Torture, percosse, violenze sessuali: l'inferno nelle celle di un popolo senza Stato

Nasce a Roma il Comitato per i diritti dei detenuti politici palestinesi


Dino Frisullo

Rinchiuse assieme a detenute comuni israeliane, percosse, denudate e molestate dai secondini, private di ogni contatto con le famiglie: sono le 27 giovani palestinesi detenute a Ramleh. Del resto, come dice amaramente Abla Masrujeh, sindacalista a Nablus, l'intera Palestina è un carcere a cielo aperto, con il rastrellamento e l'internamento di 4400 persone, scuole e case trasformate in prigioni "provvisorie", e il coprifuoco che fa di ogni casa una cella.

Abla parlava ieri a Roma, a fianco della pacifista israeliana Edna Zaretsky, nella conferenza stampa in cui Luisa Morgantini e il giurista Domenico Gallo tenevano a battesimo il "Comitato per i diritti dei detenuti politici palestinesi". Ospiti e testimoni, oltre a loro, il vicepresidente di Amnesty International Travi e Mauro Palma, membro italiano del Comitato per la prevenzione della tortura del Consiglio d'Europa.

La tortura infatti, legale fino al '99 in Israele, è moneta corrente nelle nuove prigioni di Ofer e di Ansar 3, l'inferno riaperto nel deserto del Negev. La denuncia è di Amnesty, insieme a quella delle oltre ottanta esecuzioni extragiudiziali, una pena di morte senza neppure il processo.
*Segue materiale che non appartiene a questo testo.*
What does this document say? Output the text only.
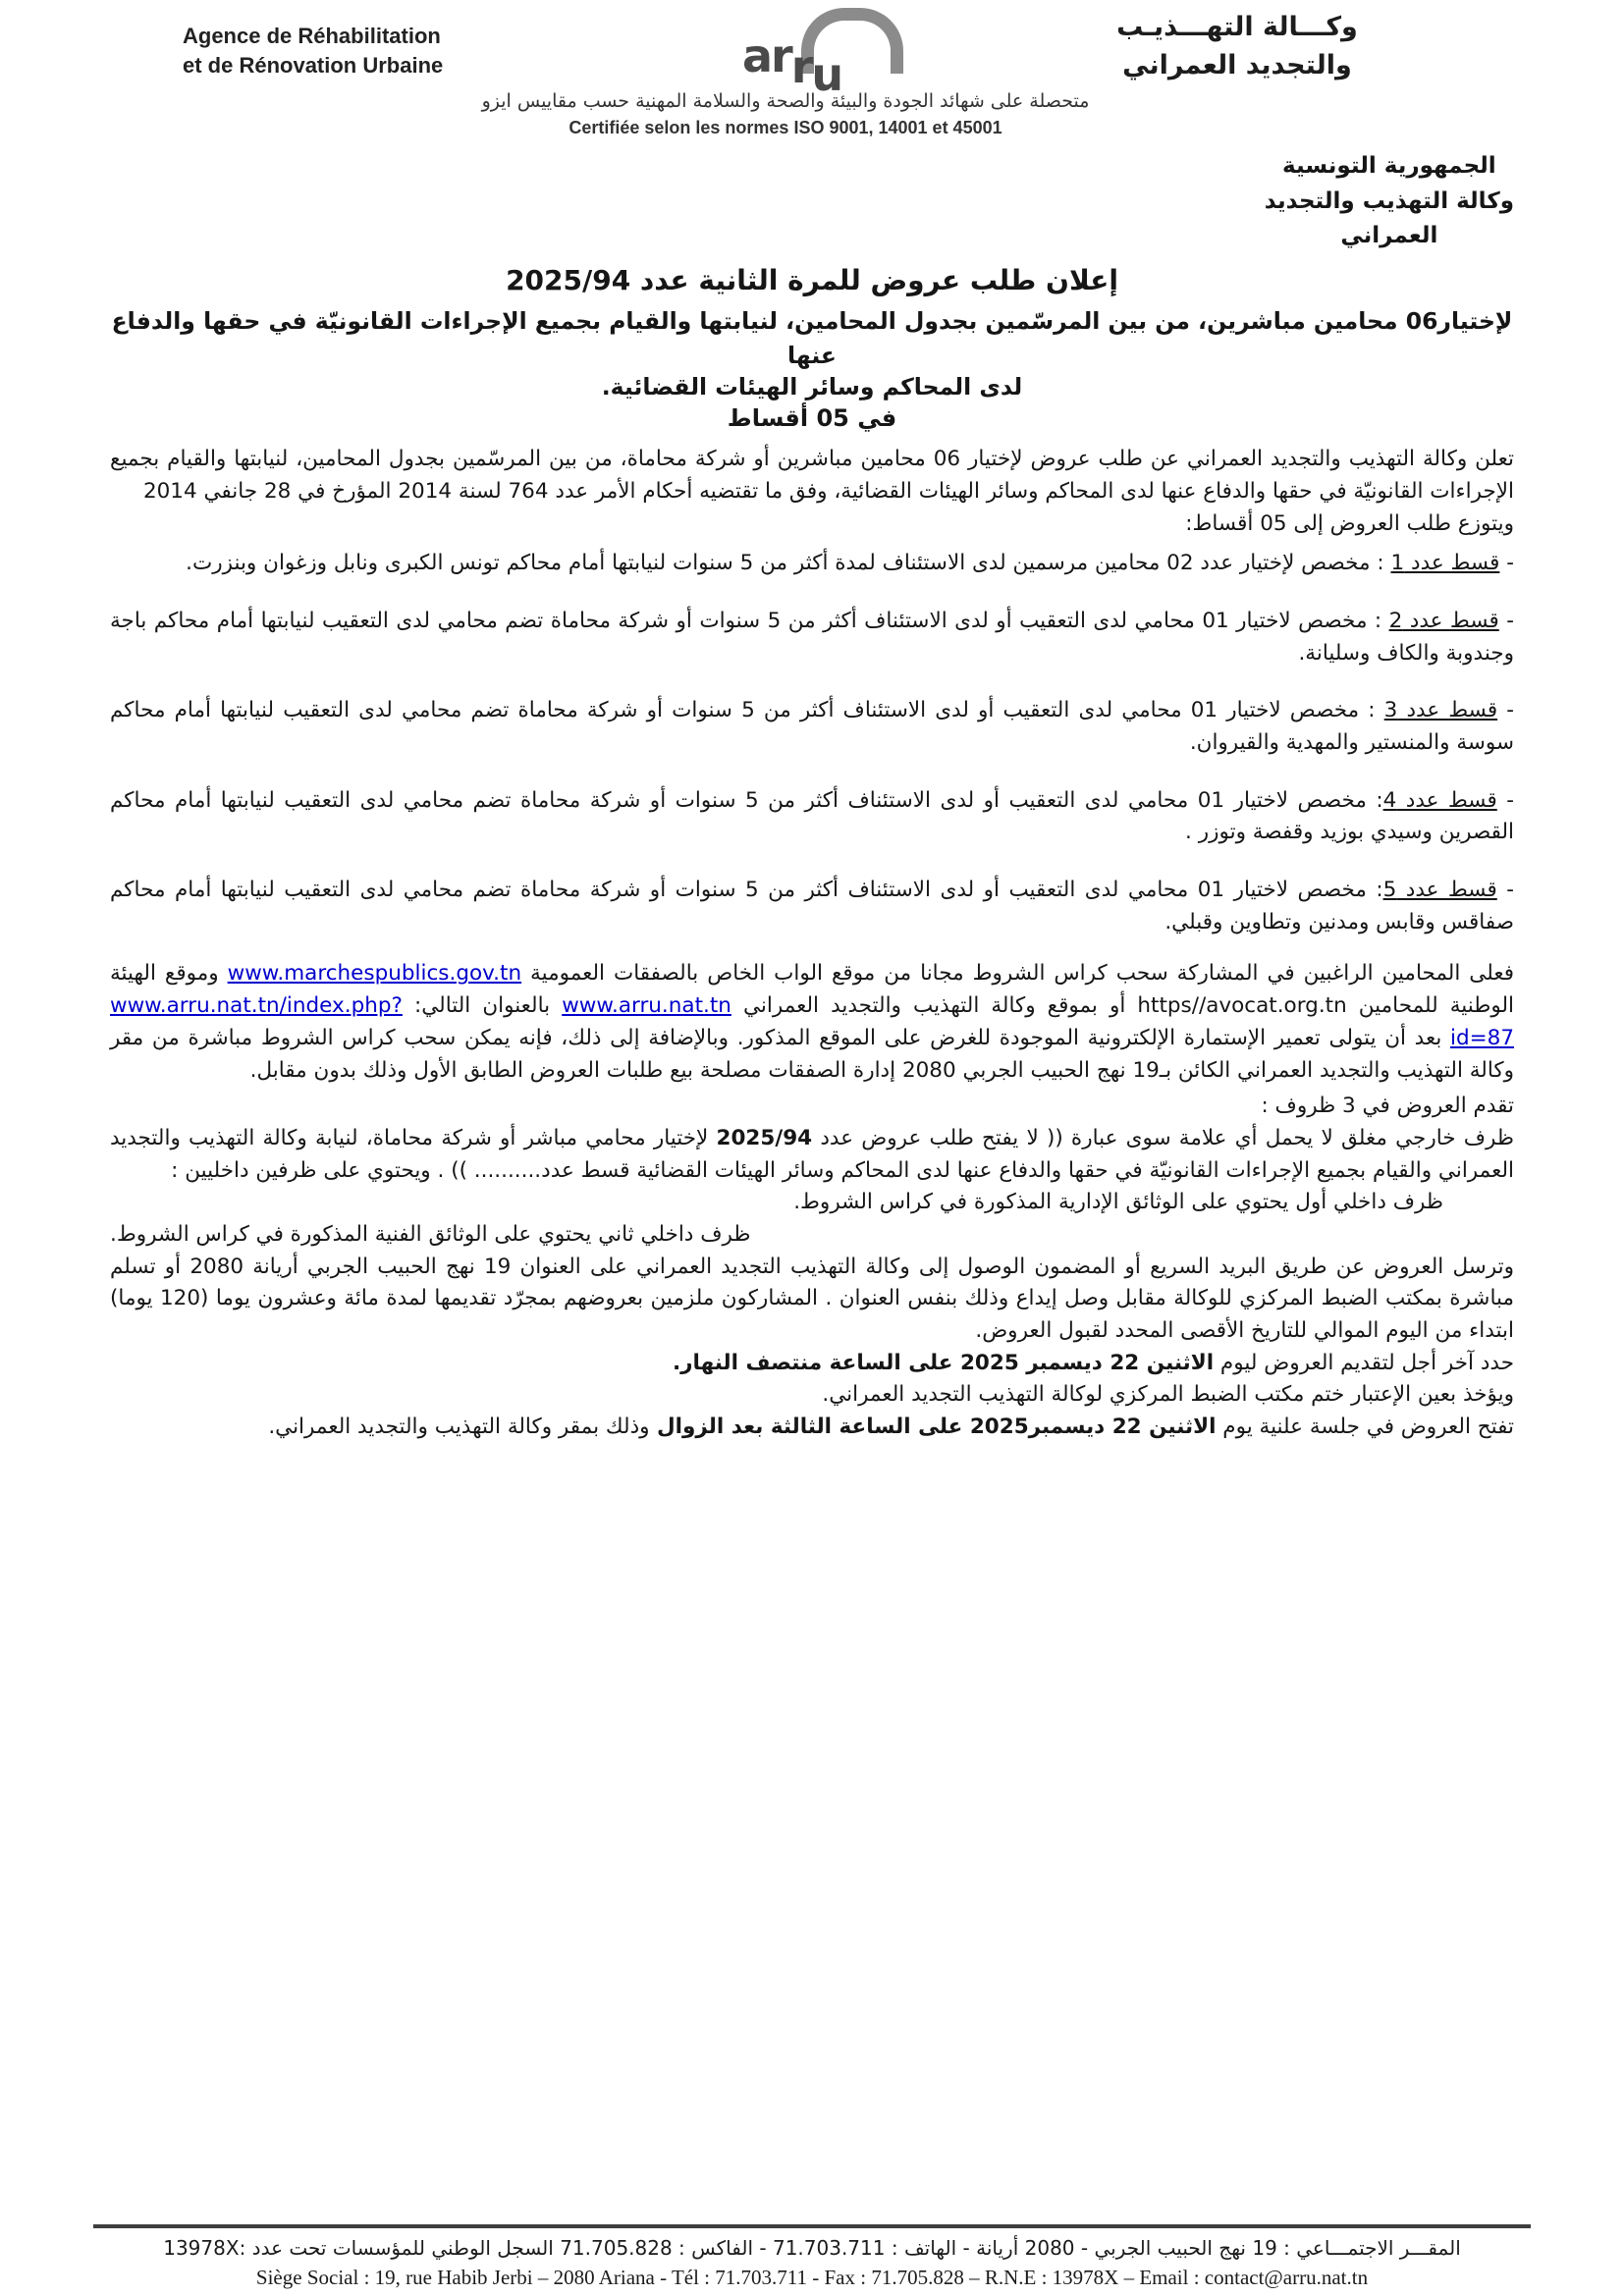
Agence de Réhabilitation
et de Rénovation Urbaine	arru
وكـــالة التهـــذيـب
والتجديد العمراني
متحصلة على شهائد الجودة والبيئة والصحة والسلامة المهنية حسب مقاييس ايزو
Certifiée selon les normes ISO 9001, 14001 et 45001
الجمهورية التونسية
وكالة التهذيب والتجديد
العمراني

إعلان طلب عروض للمرة الثانية عدد 2025/94

لإختيار06 محامين مباشرين، من بين المرسّمين بجدول المحامين، لنيابتها والقيام بجميع الإجراءات القانونيّة في حقها والدفاع عنها

لدى المحاكم وسائر الهيئات القضائية.

في 05 أقساط

تعلن وكالة التهذيب والتجديد العمراني عن طلب عروض لإختيار 06 محامين مباشرين أو شركة محاماة، من بين المرسّمين بجدول المحامين، لنيابتها والقيام بجميع الإجراءات القانونيّة في حقها والدفاع عنها لدى المحاكم وسائر الهيئات القضائية، وفق ما تقتضيه أحكام الأمر عدد 764 لسنة 2014 المؤرخ في 28 جانفي 2014

ويتوزع طلب العروض إلى 05 أقساط:

- قسط عدد 1 : مخصص لإختيار عدد 02 محامين مرسمين لدى الاستئناف لمدة أكثر من 5 سنوات لنيابتها أمام محاكم تونس الكبرى ونابل وزغوان وبنزرت.

- قسط عدد 2 : مخصص لاختيار 01 محامي لدى التعقيب أو لدى الاستئناف أكثر من 5 سنوات أو شركة محاماة تضم محامي لدى التعقيب لنيابتها أمام محاكم باجة وجندوبة والكاف وسليانة.

- قسط عدد 3 : مخصص لاختيار 01 محامي لدى التعقيب أو لدى الاستئناف أكثر من 5 سنوات أو شركة محاماة تضم محامي لدى التعقيب لنيابتها أمام محاكم سوسة والمنستير والمهدية والقيروان.

- قسط عدد 4: مخصص لاختيار 01 محامي لدى التعقيب أو لدى الاستئناف أكثر من 5 سنوات أو شركة محاماة تضم محامي لدى التعقيب لنيابتها أمام محاكم القصرين وسيدي بوزيد وقفصة وتوزر .

- قسط عدد 5: مخصص لاختيار 01 محامي لدى التعقيب أو لدى الاستئناف أكثر من 5 سنوات أو شركة محاماة تضم محامي لدى التعقيب لنيابتها أمام محاكم صفاقس وقابس ومدنين وتطاوين وقبلي.

فعلى المحامين الراغبين في المشاركة سحب كراس الشروط مجانا من موقع الواب الخاص بالصفقات العمومية www.marchespublics.gov.tn وموقع الهيئة الوطنية للمحامين https//avocat.org.tn أو بموقع وكالة التهذيب والتجديد العمراني www.arru.nat.tn بالعنوان التالي: www.arru.nat.tn/index.php?id=87 بعد أن يتولى تعمير الإستمارة الإلكترونية الموجودة للغرض على الموقع المذكور. وبالإضافة إلى ذلك، فإنه يمكن سحب كراس الشروط مباشرة من مقر وكالة التهذيب والتجديد العمراني الكائن بـ19 نهج الحبيب الجربي 2080 إدارة الصفقات مصلحة بيع طلبات العروض الطابق الأول وذلك بدون مقابل.

تقدم العروض في 3 ظروف :

ظرف خارجي مغلق لا يحمل أي علامة سوى عبارة (( لا يفتح طلب عروض عدد 2025/94 لإختيار محامي مباشر أو شركة محاماة، لنيابة وكالة التهذيب والتجديد العمراني والقيام بجميع الإجراءات القانونيّة في حقها والدفاع عنها لدى المحاكم وسائر الهيئات القضائية قسط عدد.......... )) . ويحتوي على ظرفين داخليين :

ظرف داخلي أول يحتوي على الوثائق الإدارية المذكورة في كراس الشروط.

ظرف داخلي ثاني يحتوي على الوثائق الفنية المذكورة في كراس الشروط.

وترسل العروض عن طريق البريد السريع أو المضمون الوصول إلى وكالة التهذيب التجديد العمراني على العنوان 19 نهج الحبيب الجربي أريانة 2080 أو تسلم مباشرة بمكتب الضبط المركزي للوكالة مقابل وصل إيداع وذلك بنفس العنوان . المشاركون ملزمين بعروضهم بمجرّد تقديمها لمدة مائة وعشرون يوما (120 يوما) ابتداء من اليوم الموالي للتاريخ الأقصى المحدد لقبول العروض.

حدد آخر أجل لتقديم العروض ليوم الاثنين 22 ديسمبر 2025 على الساعة منتصف النهار.

ويؤخذ بعين الإعتبار ختم مكتب الضبط المركزي لوكالة التهذيب التجديد العمراني.

تفتح العروض في جلسة علنية يوم الاثنين 22 ديسمبر2025 على الساعة الثالثة بعد الزوال وذلك بمقر وكالة التهذيب والتجديد العمراني.

المقـــر الاجتمـــاعي : 19 نهج الحبيب الجربي - 2080 أريانة - الهاتف : 71.703.711 - الفاكس : 71.705.828 السجل الوطني للمؤسسات تحت عدد :13978X
Siège Social : 19, rue Habib Jerbi – 2080 Ariana - Tél : 71.703.711 - Fax : 71.705.828 – R.N.E : 13978X – Email : contact@arru.nat.tn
Prigionieri bendati, ammanettati, denudati, privati del cibo, del sonno e della toilette, detenuti in "incommunicado" per diciotto giorni prorogabili all'infinito dalla giustizia militare, inclusi i ragazzini che Luisa Morgantini ricorda denudati e a digiuno sotto interrogatorio.

Ma a rigore è "tortura", cioè trattamento inumano volontario e finalizzato, anche la distruzione delle case, la privazione della libertà di circolazione, le altre forme di punizione collettiva. E' Mauro Palma a suggerire di investire della situazione in Palestina il Comitato contro la tortura dell'Onu, ma anche di premere perché il Consiglio d'Europa inviti Israele a sottoscrivere, come paese mediterraneo, i due protocolli aggiuntivi sulla prevenzione della tortura e sulle garanzie nella detenzione. Ed è ancora Palma a richiamare l'attenzione sul rischio che, a partire dall'Inghilterra del ministro Blunkett, le detenzioni arbitrarie si estendano anche in Europa e sulla pericolosa estensione semantica del termine "terrorismo".

Per il governo israeliano infatti, denuncia Edna Zaretsky, è terrorismo ogni forma di resistenza. L'opinione pubblica rimuove gli orrori dell'occupazione. "Tuttavia sono cinquecento gli obiettori dichiarati, il 50% dei giovani si sottrae al servizio militare e migliaia di persone hanno visitato la nostra tenda di Women Refuse. E' fra i giovani e le donne che si può trovare, in Israele, un barlume di speranza".

Ma oggi la speranza rischia di morire ad Ansar 3, a Ramleh, nelle celle in cui anche Marwan Barghouti, membro del parlamento palestinese, è rimasto per settimane ammanettato a una sedia fino a spezzarsi la schiena. Il 1 luglio il neonato comitato internazionale di giuristi sarà al Cairo e poi tornerà a Tel Aviv. Perché in Medio oriente non si consolidi un'altra Guantanamo.